Weniger bizarr, eher bieder schimpfend, präsentiert sich die DVU. Sie hat allerdings einen Kandidaten zu bieten, der an Noblesse und Lebensweisheit nicht zu übertreffen zu sein scheint. Gerhard Fritz Graf von Brühl tritt von Kleinmachnow aus im Wahlkreis 4 an, zunächst stand als Geburtsjahr „1912“ auf der Wahlliste für den Kreistag Potsdam-Mittelmark. Der Adelige ist aber erst 73, die DVU habe ein falsches Datum genannt, heißt es beim Landeswahlleiter. Merkwürdig erscheint auch, dass ein Mann mit einem so interessanten Namen, immerhin handelt es sich um einen Spross des alten sächsischen Geschlechts derer von Brühl, in der nahen Umgebung seiner Adresse in Kleinmachnow unbekannt ist. Keiner der befragten Nachbarn kann Fragen zum Grafen beantworten. Und auf dem Klingelschild steht ein anderer Name. Recherchen ergeben, dass von Brühl sich erst im Juni in Kleinmachnow angemeldet hat und vielleicht in Berlin anzutreffen wäre. Tatsächlich öffnet der DVU-Kandidat in einer Mietskaserne in Spandau die Tür.

"Deutsch denken, deutsch fühlen, deutsch handeln“

Da steht ein zerzaust wirkender Mann, der eigentlich Mitleid verdient. Er sei zu 90 Prozent behindert und habe drei Bypässe, sagt von Brühl.

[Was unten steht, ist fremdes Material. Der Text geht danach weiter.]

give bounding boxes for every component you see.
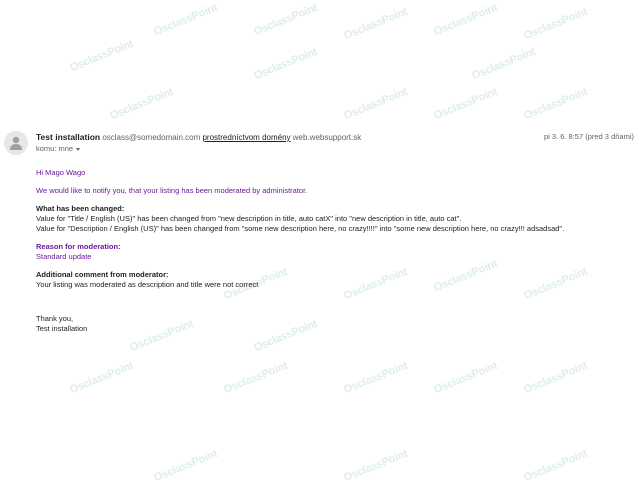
- sender-name[interactable]: Test installation: [36, 132, 100, 142]
- watermark: OsclassPoint: [522, 359, 590, 397]
- watermark: OsclassPoint: [432, 85, 500, 123]
- email-body: Hi Mago Wago We would like to notify you…: [36, 168, 634, 334]
- watermark: OsclassPoint: [152, 447, 220, 480]
- person-icon: [10, 136, 22, 150]
- watermark: OsclassPoint: [432, 1, 500, 39]
- reason-heading: Reason for moderation:: [36, 242, 121, 251]
- watermark: OsclassPoint: [522, 447, 590, 480]
- watermark: OsclassPoint: [222, 359, 290, 397]
- watermark: OsclassPoint: [432, 359, 500, 397]
- recipient-line[interactable]: komu: mne: [36, 144, 81, 153]
- watermark: OsclassPoint: [522, 5, 590, 43]
- reason-text: Standard update: [36, 252, 92, 261]
- changes-heading: What has been changed:: [36, 204, 125, 213]
- comment-text: Your listing was moderated as descriptio…: [36, 280, 259, 289]
- change-line: Value for "Description / English (US)" h…: [36, 224, 565, 233]
- watermark: OsclassPoint: [152, 1, 220, 39]
- greeting: Hi Mago Wago: [36, 168, 86, 177]
- caret-down-icon[interactable]: [76, 147, 81, 151]
- watermark: OsclassPoint: [342, 5, 410, 43]
- via-domain-link[interactable]: prostredníctvom domény: [202, 133, 290, 142]
- sender-avatar[interactable]: [4, 131, 28, 155]
- recipient-label: komu: mne: [36, 144, 74, 153]
- via-domain: web.websupport.sk: [292, 133, 362, 142]
- watermark: OsclassPoint: [342, 85, 410, 123]
- thanks-text: Thank you,: [36, 314, 74, 323]
- comment-heading: Additional comment from moderator:: [36, 270, 169, 279]
- intro-text: We would like to notify you, that your l…: [36, 186, 308, 195]
- email-view: OsclassPoint OsclassPoint OsclassPoint O…: [0, 0, 640, 480]
- watermark: OsclassPoint: [108, 85, 176, 123]
- watermark: OsclassPoint: [522, 85, 590, 123]
- sender-email: osclass@somedomain.com: [102, 133, 201, 142]
- watermark: OsclassPoint: [68, 359, 136, 397]
- watermark: OsclassPoint: [470, 45, 538, 83]
- change-line: Value for "Title / English (US)" has bee…: [36, 214, 462, 223]
- watermark: OsclassPoint: [252, 1, 320, 39]
- message-date[interactable]: pi 3. 6. 8:57 (pred 3 dňami): [544, 132, 634, 141]
- signature: Test installation: [36, 324, 88, 333]
- watermark: OsclassPoint: [68, 37, 136, 75]
- watermark: OsclassPoint: [342, 359, 410, 397]
- watermark: OsclassPoint: [252, 45, 320, 83]
- watermark: OsclassPoint: [342, 447, 410, 480]
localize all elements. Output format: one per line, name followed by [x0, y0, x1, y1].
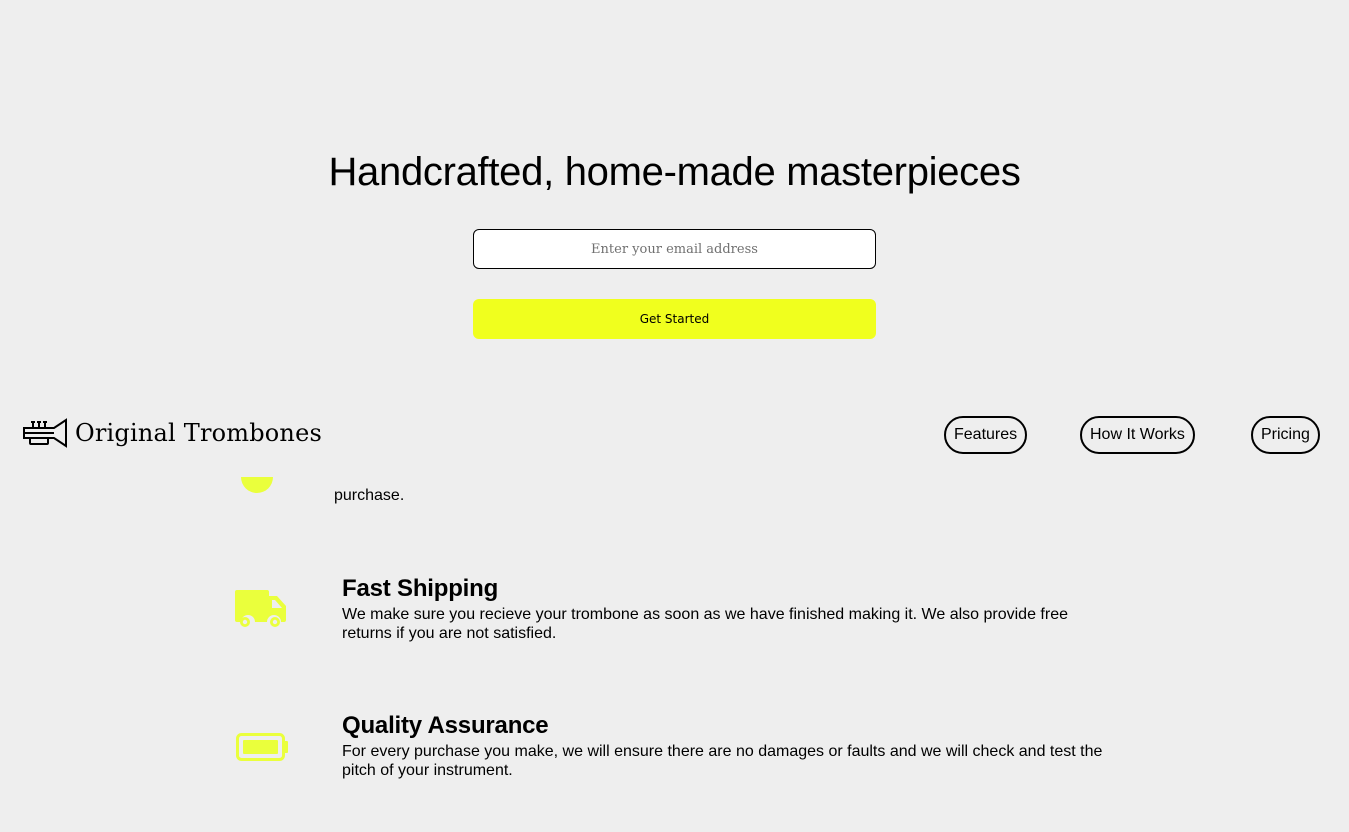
battery-full-icon	[236, 733, 288, 761]
feature-description-partial: purchase.	[334, 487, 405, 504]
feature-description-quality-assurance: For every purchase you make, we will ens…	[342, 743, 1103, 779]
feature-title-fast-shipping: Fast Shipping	[342, 575, 499, 602]
site-header: Original Trombones Features How It Works…	[0, 400, 1349, 470]
logo-text: Original Trombones	[75, 419, 323, 447]
get-started-button[interactable]: Get Started	[473, 299, 876, 339]
logo[interactable]: Original Trombones	[22, 418, 322, 448]
feature-icon-partial	[241, 477, 273, 493]
email-input[interactable]	[473, 229, 876, 269]
feature-title-quality-assurance: Quality Assurance	[342, 712, 549, 739]
truck-icon	[235, 590, 286, 627]
page: Handcrafted, home-made masterpieces Get …	[0, 0, 1349, 832]
feature-description-fast-shipping: We make sure you recieve your trombone a…	[342, 606, 1068, 642]
nav-link-pricing[interactable]: Pricing	[1251, 416, 1320, 454]
nav-link-how-it-works[interactable]: How It Works	[1080, 416, 1195, 454]
nav-link-features[interactable]: Features	[944, 416, 1028, 454]
trumpet-icon	[23, 418, 67, 448]
hero-title: Handcrafted, home-made masterpieces	[328, 150, 1021, 194]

Vor zehn Jahren sei er in die DVU eingetreten, getreu seinem Motto: „Deutsch denken, deutsch fühlen, deutsch handeln“. Er besitze „kommunalpolitische Kompetenz“ aus der Zeit als Bezirksverordneter der CDU in Spandau und möchte sich, falls gewählt, im Kreistag von Potsdam-Mittelmark „um den Sozialbereich“ kümmern. Kleinmachnow kenne er gut, „da bin ich öfter“. Gemeldet sei er bei seiner Tante.

Die ältere Dame widerspricht, als der Tagesspiegel anruft. Ihr Sohn habe im Frühjahr den ihr unbekannten und keineswegs verwandten Grafen mitgebracht. Dann habe sie erlaubt, dass er sich anmelden kann, „aber nur bis kurz nach der Wahl“. Für welche Partei der Herr antritt, weiß sie nicht, „ich dachte, die CDU“. Dass der Graf die rechtsextreme DVU vertritt, irritiert die Rentnerin allerdings nur kurz. „Alle Parteien haben was Brauchbares und was Unbrauchbares“, sagt sie, „aber mal ganz ehrlich: die Zustände im Land sind ganz katastrophal“.